Martine Bijl
Martine Bijl - Ballade van de bakker songtekst
Je score:
Een bakker was moe van het sloven, het bakken dat viel hem zo zwaar. Hij moest elke morgen zijn oven verzorgen en was met zijn werk pas na zevenen klaar. Maae eens kwam een fee op een nachtelijk uur en fluisterde iets in zij oor. Hij sprong overeind en hij stookte het vuur en hij bakte de hele dag door. Hij bakte toen van bladerdeeg een boompje voor zijn tuin; en toen dat boompje vruchten kreeg bezat hij een fortuin.
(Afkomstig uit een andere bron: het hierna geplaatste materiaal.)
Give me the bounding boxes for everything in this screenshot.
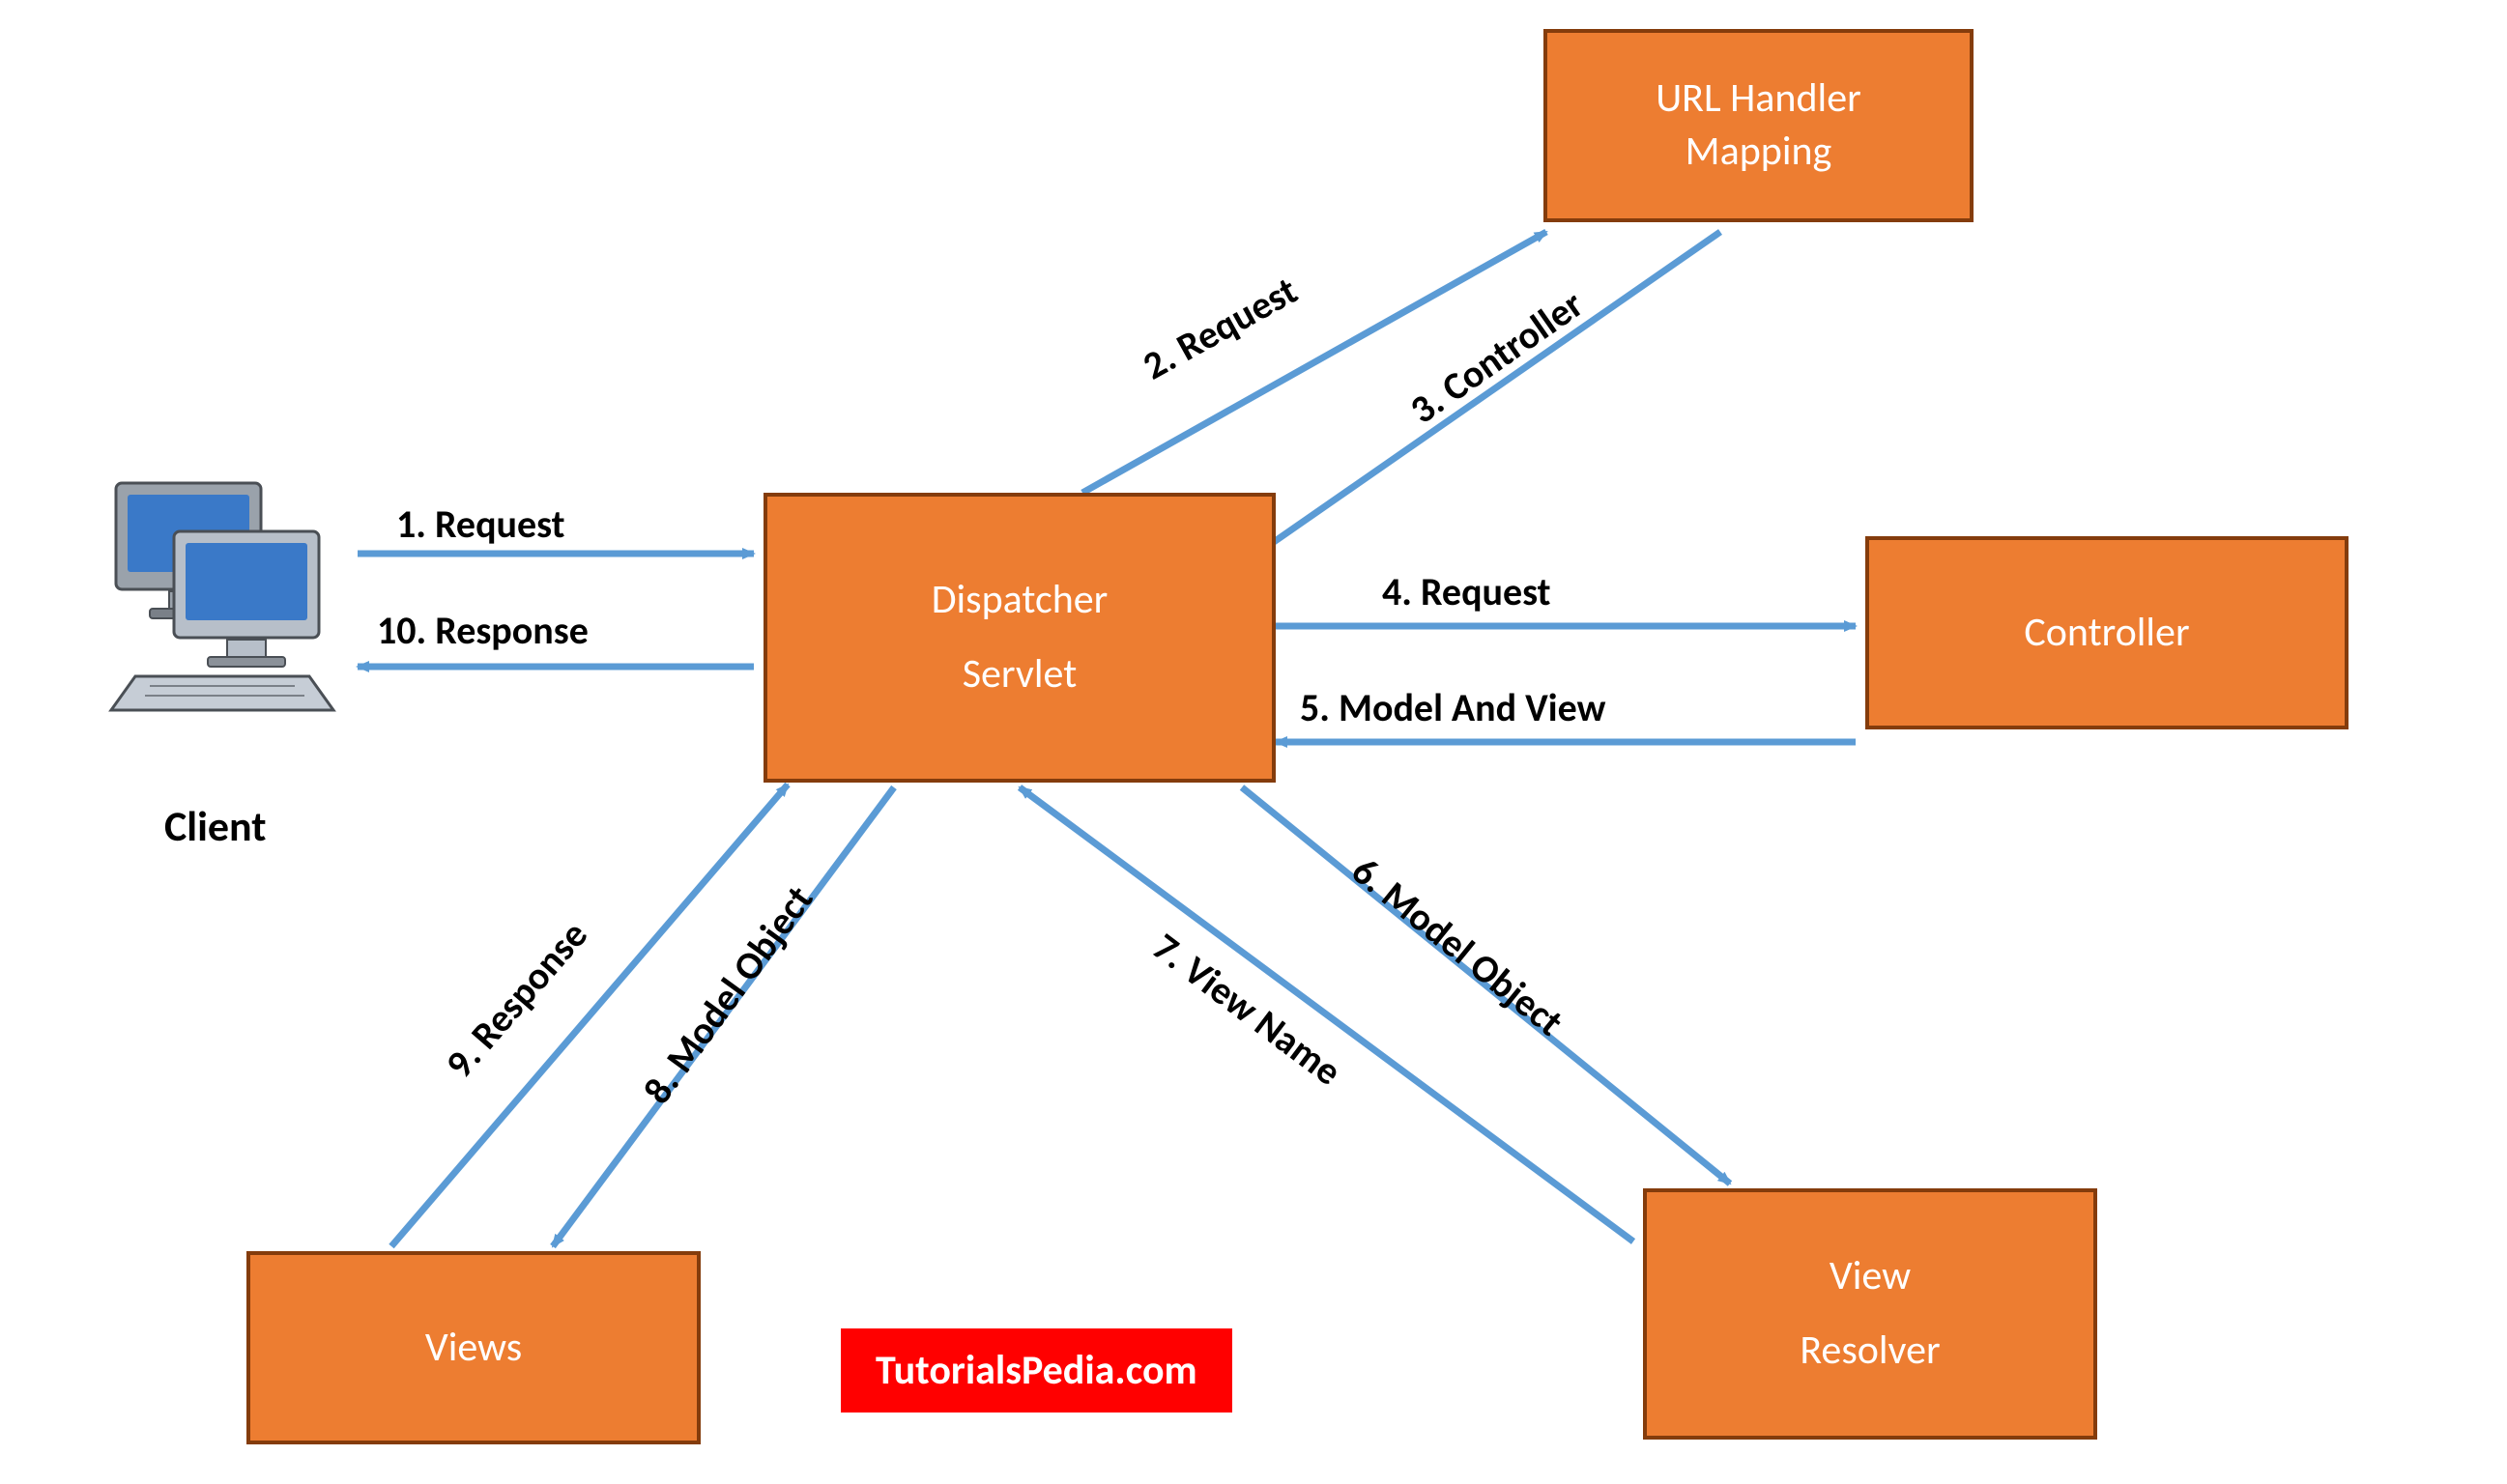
url-handler-mapping-box: URL Handler Mapping [1543,29,1974,222]
edge-7-label: 7. View Name [1144,923,1351,1095]
urlhandler-line1: URL Handler [1656,72,1861,126]
client-label: Client [164,800,267,852]
edge-2-label: 2. Request [1135,267,1305,389]
edge-10-label: 10. Response [377,607,589,654]
edge-8-label: 8. Model Object [633,876,822,1112]
controller-label: Controller [2024,607,2189,660]
edge-3-label: 3. Controller [1401,280,1593,434]
views-label: Views [425,1322,522,1375]
viewresolver-line2: Resolver [1800,1325,1940,1378]
dispatcher-line1: Dispatcher [932,574,1109,627]
client-icon [97,473,353,729]
diagram-canvas: Client Dispatcher Servlet URL Handler Ma… [0,0,2507,1484]
edge-5-label: 5. Model And View [1300,684,1605,731]
edge-9-label: 9. Response [436,911,597,1087]
controller-box: Controller [1865,536,2349,729]
dispatcher-line2: Servlet [963,648,1078,701]
views-box: Views [246,1251,701,1444]
urlhandler-line2: Mapping [1686,126,1832,179]
edge-1-label: 1. Request [396,500,565,548]
viewresolver-line1: View [1830,1250,1911,1303]
watermark: TutorialsPedia.com [841,1328,1232,1413]
edge-6-label: 6. Model Object [1342,847,1572,1046]
view-resolver-box: View Resolver [1643,1188,2097,1440]
edge-4-label: 4. Request [1382,568,1551,615]
dispatcher-servlet-box: Dispatcher Servlet [764,493,1276,783]
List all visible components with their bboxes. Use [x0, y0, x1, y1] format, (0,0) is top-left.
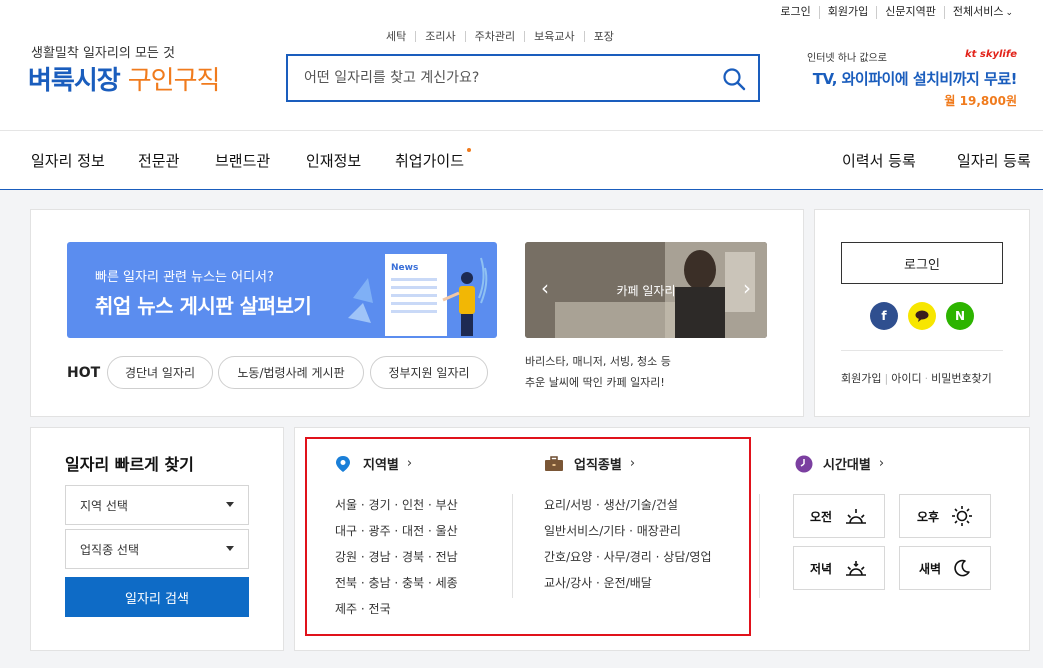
- find-id-link[interactable]: 아이디: [891, 372, 921, 385]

Hij plukte tompoezen en zoete beschuiten, hij vulde zijn manden met heerlijk gebak. Hij vulde zijn zakken met klinkende duit en verdiende zijn geld met gemak. De bakker werd moe van het plukken en wachtte toen weer op zijn fee. Hij moest elke morgen zijn boompje verzorgen. Het plukken dat viel hem al lang.niet meer mee. De bakker werd lui en het boompje bezweek omdat er zoen overvloed was. De grond lag bezaaid met kadetjes en cake verdroogd en verspreid in het gras. Het boompje trilde van verdriet verlaten en gekweld. De bakker echter zag het niet, hij had nog zoveel geld. De klanten ontbeerden hun zoete beschuiten en kochten bij andere bakkers hun brood. Die vulden hun beurs nu met klinkende duiten. Het boompje ging langzaamaan dood. De bakker genoot van het leven maar keek niet meer om naar zijn tuin. Hij kende geen zorgen, hij dacht niet aan morgen. Hij had geen idee van zijn slinkend fortuin. Maar eens op een dag kwam de bodem in zicht, de put van het geld raakte leeg. De bakker werd bang en vertrok zijn gezicht en hij dacht aan het brood en zijn deeg. Hij knielde bij het boompje neer en streek het langs de stam, maar het droeg al lang geen vruchten meer, de schors was koud en klam. En tussen de resten van zoete beschuiten zonk hij voor de laatste keer neer. En sedert dit trieste verhaal staan daar buiten geen boompjes van bladerdeeg meer.